Carol was in the dark as she didn’t know which company to approach for her electricity dilemma. With a house move imminent, she went to the Guardian for help. In its investigations, the Guardian concluded that it was likely the property was originally supplied by Norweb, a company which no longer exists.
A historical saga of energy companies being bought and sold, as well as Carol’s house being listed as disconnected, was behind the problem. Eon, the eventual owner of Norweb and the property’s current supplier, said it would not be back-billing her as ‘we wouldn’t have records [as to what happened in 1998] – we didn’t own the company then’.
One of my colleagues also told me that he wasn’t billed by his supplier for six months and had to cough up the cash. So what exactly are the rules if you haven’t been receiving your bills?

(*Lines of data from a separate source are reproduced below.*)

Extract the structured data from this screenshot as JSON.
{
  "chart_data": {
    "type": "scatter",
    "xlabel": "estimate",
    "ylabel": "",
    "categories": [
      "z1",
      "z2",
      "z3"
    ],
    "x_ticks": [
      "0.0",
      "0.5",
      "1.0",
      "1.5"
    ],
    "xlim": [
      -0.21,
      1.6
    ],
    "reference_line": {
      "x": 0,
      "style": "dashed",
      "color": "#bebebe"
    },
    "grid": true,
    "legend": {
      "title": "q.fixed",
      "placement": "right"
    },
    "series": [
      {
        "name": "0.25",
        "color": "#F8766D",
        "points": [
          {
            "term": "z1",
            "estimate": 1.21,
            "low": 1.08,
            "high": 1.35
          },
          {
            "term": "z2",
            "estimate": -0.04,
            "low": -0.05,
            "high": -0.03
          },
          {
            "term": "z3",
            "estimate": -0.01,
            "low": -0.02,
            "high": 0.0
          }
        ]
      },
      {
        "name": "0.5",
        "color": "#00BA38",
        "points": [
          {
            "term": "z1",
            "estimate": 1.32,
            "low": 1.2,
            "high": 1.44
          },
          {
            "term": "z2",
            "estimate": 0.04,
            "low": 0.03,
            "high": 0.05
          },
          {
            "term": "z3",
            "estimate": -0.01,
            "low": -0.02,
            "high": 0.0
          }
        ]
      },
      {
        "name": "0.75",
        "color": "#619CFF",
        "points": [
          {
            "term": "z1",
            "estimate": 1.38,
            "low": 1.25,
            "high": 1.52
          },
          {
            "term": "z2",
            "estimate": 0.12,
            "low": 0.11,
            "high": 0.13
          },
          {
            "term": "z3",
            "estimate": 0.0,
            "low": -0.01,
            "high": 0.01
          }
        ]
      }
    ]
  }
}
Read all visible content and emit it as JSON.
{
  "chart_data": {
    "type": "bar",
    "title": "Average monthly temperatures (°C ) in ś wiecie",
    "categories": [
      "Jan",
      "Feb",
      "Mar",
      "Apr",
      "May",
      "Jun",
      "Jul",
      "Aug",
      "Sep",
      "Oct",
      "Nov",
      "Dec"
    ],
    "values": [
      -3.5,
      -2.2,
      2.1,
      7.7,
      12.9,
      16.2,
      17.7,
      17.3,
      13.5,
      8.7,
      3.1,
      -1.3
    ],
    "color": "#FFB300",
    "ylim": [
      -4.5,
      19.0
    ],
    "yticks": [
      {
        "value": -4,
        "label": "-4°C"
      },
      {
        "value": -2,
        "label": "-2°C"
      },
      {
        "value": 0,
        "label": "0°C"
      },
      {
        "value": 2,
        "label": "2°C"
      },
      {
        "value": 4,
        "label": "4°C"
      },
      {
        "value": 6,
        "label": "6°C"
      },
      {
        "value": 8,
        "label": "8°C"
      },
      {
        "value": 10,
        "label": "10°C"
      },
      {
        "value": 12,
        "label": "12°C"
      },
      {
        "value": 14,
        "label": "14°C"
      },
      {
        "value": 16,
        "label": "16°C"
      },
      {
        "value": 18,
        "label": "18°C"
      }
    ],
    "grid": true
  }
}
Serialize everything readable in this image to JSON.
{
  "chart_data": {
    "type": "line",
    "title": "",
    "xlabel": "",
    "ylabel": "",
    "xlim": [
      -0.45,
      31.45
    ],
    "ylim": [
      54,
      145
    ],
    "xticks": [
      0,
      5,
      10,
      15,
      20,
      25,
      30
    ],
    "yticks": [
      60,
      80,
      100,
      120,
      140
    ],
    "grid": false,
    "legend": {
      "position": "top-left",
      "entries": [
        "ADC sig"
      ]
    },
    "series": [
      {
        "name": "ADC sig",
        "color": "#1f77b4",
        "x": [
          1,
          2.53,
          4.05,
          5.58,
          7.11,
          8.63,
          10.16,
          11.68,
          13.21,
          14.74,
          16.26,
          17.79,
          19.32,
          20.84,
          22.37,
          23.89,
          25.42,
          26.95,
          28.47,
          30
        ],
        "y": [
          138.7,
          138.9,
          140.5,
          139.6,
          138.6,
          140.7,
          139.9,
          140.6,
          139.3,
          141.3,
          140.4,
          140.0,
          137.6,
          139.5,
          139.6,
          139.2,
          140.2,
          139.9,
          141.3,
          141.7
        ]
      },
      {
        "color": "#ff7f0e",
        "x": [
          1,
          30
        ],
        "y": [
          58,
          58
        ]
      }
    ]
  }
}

Shedding light on back-billing
Essentially, a back-bill is a catch-up bill sent by your supplier when you haven’t been charged properly for your energy.
You’re obliged to pay for any energy you have used. However, Ofgem says you cannot be charged if you haven’t been billed for more than a year and this is the fault of your supplier.
That doesn’t mean you can try to get away with not contacting your supplier! If you haven’t made reasonable efforts to get in touch your supplier or didn’t co-operate with meter reading requests, you could still be liable to pay the whole debt. But even if your supplier wasn’t at fault, you cannot be charged for more than six year’s worth of back-billed energy.
If you are liable to pay, suppliers should offer you a payment plan that allows you to repay the debt over a longer period of time. For example, in my colleague’s case, he got his supplier to split the cost over 12 months so that he didn’t have to pay it all in one big lump sum.
So, has your energy supplier ever failed to send you a correct bill? What did you do? Did you end up having to pay for all of it?